Die Gefährdungsbeurteilung der Wasserversorgungsanlage ist abgeschlossen
Im Herbst 2017 verpflichten das erneuerte Gesundheitsschutzgesetz und die Hauswasserverordnung den Hauswasserversorger zur Eigenüberwachung und Bewertung und Bewältigung von Risiken, die die gesundheitliche Qualität des Wassers beeinträchtigen, basierend auf der Überwachung der Hauswasserqualität. Die Gefährdungsbeurteilung muss in Zusammenarbeit zwischen den Betreibern und den Behörden erfolgen.

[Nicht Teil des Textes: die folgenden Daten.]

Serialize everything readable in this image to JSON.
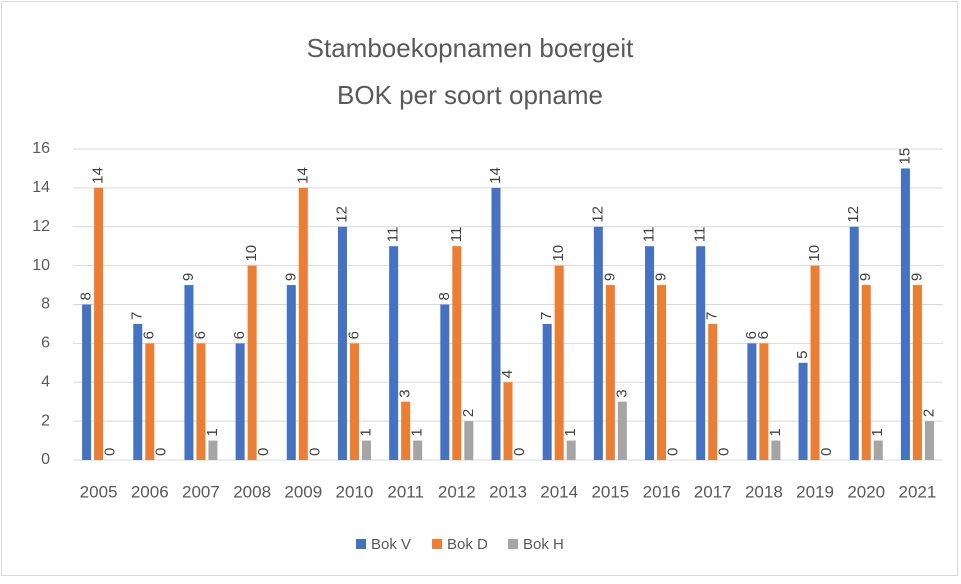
{
  "chart_data": {
    "type": "bar",
    "title": "Stamboekopnamen boergeit",
    "subtitle": "BOK per soort opname",
    "categories": [
      "2005",
      "2006",
      "2007",
      "2008",
      "2009",
      "2010",
      "2011",
      "2012",
      "2013",
      "2014",
      "2015",
      "2016",
      "2017",
      "2018",
      "2019",
      "2020",
      "2021"
    ],
    "series": [
      {
        "name": "Bok V",
        "color": "#4472c4",
        "values": [
          8,
          7,
          9,
          6,
          9,
          12,
          11,
          8,
          14,
          7,
          12,
          11,
          11,
          6,
          5,
          12,
          15
        ]
      },
      {
        "name": "Bok D",
        "color": "#ed7d31",
        "values": [
          14,
          6,
          6,
          10,
          14,
          6,
          3,
          11,
          4,
          10,
          9,
          9,
          7,
          6,
          10,
          9,
          9
        ]
      },
      {
        "name": "Bok H",
        "color": "#a5a5a5",
        "values": [
          0,
          0,
          1,
          0,
          0,
          1,
          1,
          2,
          0,
          1,
          3,
          0,
          0,
          1,
          0,
          1,
          2
        ]
      }
    ],
    "ylim": [
      0,
      16
    ],
    "yticks": [
      0,
      2,
      4,
      6,
      8,
      10,
      12,
      14,
      16
    ],
    "grid": true,
    "legend": "bottom"
  }
}
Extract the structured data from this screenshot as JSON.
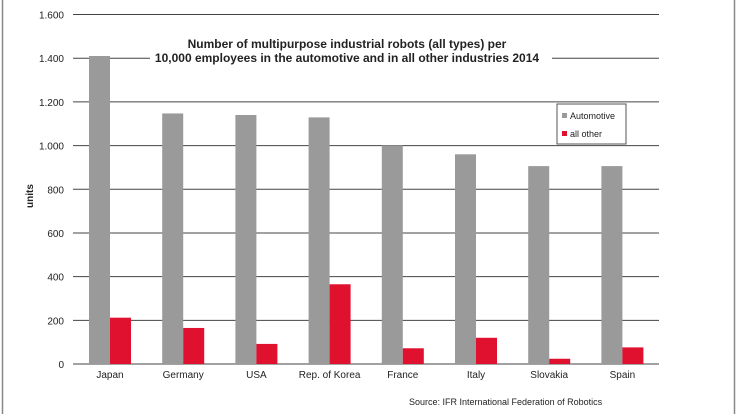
{
  "chart_data": {
    "type": "bar",
    "title": [
      "Number of multipurpose industrial robots (all types) per",
      "10,000 employees in the automotive and in all other industries 2014"
    ],
    "xlabel": "",
    "ylabel": "units",
    "ylim": [
      0,
      1600
    ],
    "yticks": [
      0,
      200,
      400,
      600,
      800,
      1000,
      1200,
      1400,
      1600
    ],
    "ytick_labels": [
      "0",
      "200",
      "400",
      "600",
      "800",
      "1.000",
      "1.200",
      "1.400",
      "1.600"
    ],
    "grid": true,
    "legend_position": "right",
    "categories": [
      "Japan",
      "Germany",
      "USA",
      "Rep. of Korea",
      "France",
      "Italy",
      "Slovakia",
      "Spain"
    ],
    "series": [
      {
        "name": "Automotive",
        "color": "#9a9a9a",
        "values": [
          1410,
          1147,
          1140,
          1129,
          1000,
          960,
          906,
          906
        ]
      },
      {
        "name": "all other",
        "color": "#e0102f",
        "values": [
          212,
          165,
          92,
          365,
          72,
          120,
          24,
          76
        ]
      }
    ],
    "source": "Source: IFR  International Federation of Robotics"
  }
}
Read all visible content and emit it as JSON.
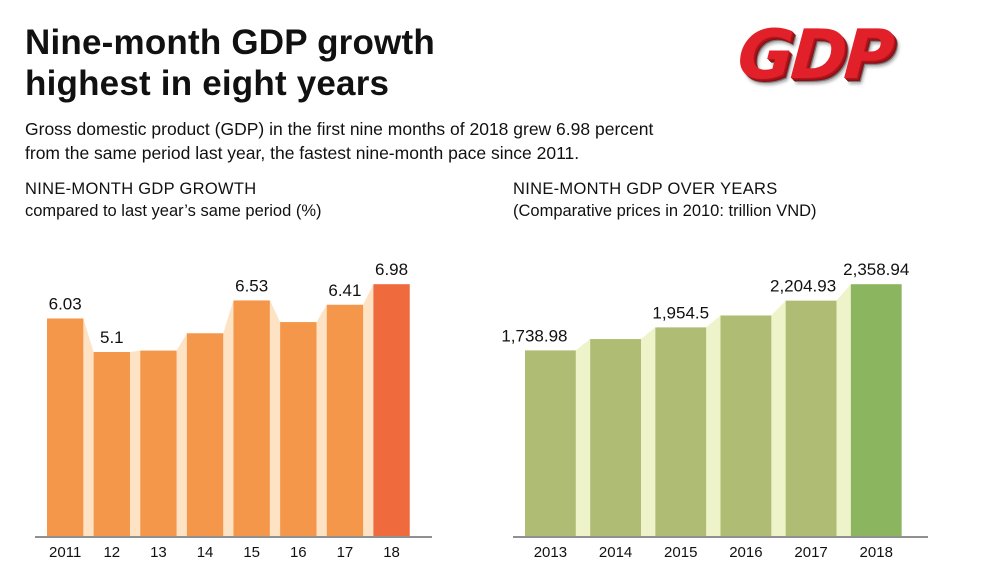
{
  "title_line1": "Nine-month GDP growth",
  "title_line2": "highest in eight years",
  "logo_text": "GDP",
  "description_line1": "Gross domestic product (GDP) in the first nine months of 2018 grew 6.98 percent",
  "description_line2": "from the same period last year, the fastest nine-month pace since 2011.",
  "colors": {
    "orange_bar": "#f4974a",
    "orange_highlight": "#ef6a3d",
    "orange_step": "#fde2c4",
    "green_bar": "#aebd73",
    "green_highlight": "#8bb55f",
    "green_step": "#eef3c9"
  },
  "chart_data": [
    {
      "type": "bar",
      "title": "NINE-MONTH GDP GROWTH",
      "subtitle": "compared to last year’s same period (%)",
      "categories": [
        "2011",
        "12",
        "13",
        "14",
        "15",
        "16",
        "17",
        "18"
      ],
      "values": [
        6.03,
        5.1,
        5.14,
        5.62,
        6.53,
        5.93,
        6.41,
        6.98
      ],
      "value_labels": [
        "6.03",
        "5.1",
        "",
        "",
        "6.53",
        "",
        "6.41",
        "6.98"
      ],
      "highlight_index": 7,
      "ylim": [
        0,
        7.9
      ],
      "xlabel": "",
      "ylabel": "",
      "grid": false
    },
    {
      "type": "bar",
      "title": "NINE-MONTH GDP OVER YEARS",
      "subtitle": "(Comparative prices in 2010: trillion VND)",
      "categories": [
        "2013",
        "2014",
        "2015",
        "2016",
        "2017",
        "2018"
      ],
      "values": [
        1738.98,
        1845,
        1954.5,
        2066,
        2204.93,
        2358.94
      ],
      "value_labels": [
        "1,738.98",
        "",
        "1,954.5",
        "",
        "2,204.93",
        "2,358.94"
      ],
      "highlight_index": 5,
      "ylim": [
        0,
        2670
      ],
      "xlabel": "",
      "ylabel": "",
      "grid": false
    }
  ]
}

Um sauberes Haushaltswasser zu gewährleisten, wurde unter Federführung des Ministeriums für Soziales und Gesundheit ein Maßnahmenprogramm (WSP, Water Safety Plan) erstellt. Der Zweck des Programms besteht darin, alle Risiken im Zusammenhang mit der Betriebsumgebung der Wasserproduktion und der Wasserproduktionskette zu identifizieren und Risiken zu managen, um die Qualität des häuslichen Wassers sicherzustellen. Auf dieser Basis können sich Wasserversorgungs- und Umweltgesundheitsunternehmen noch besser auf Störsituationen vorbereiten und die identifizierten Risiken in der Notfallplanung berücksichtigen. Das webbasierte WSP-System ist eine kostenlose internetbasierte Anwendung. Das WSP basiert auf dem von der Weltgesundheitsorganisation (WHO) empfohlenen Modell.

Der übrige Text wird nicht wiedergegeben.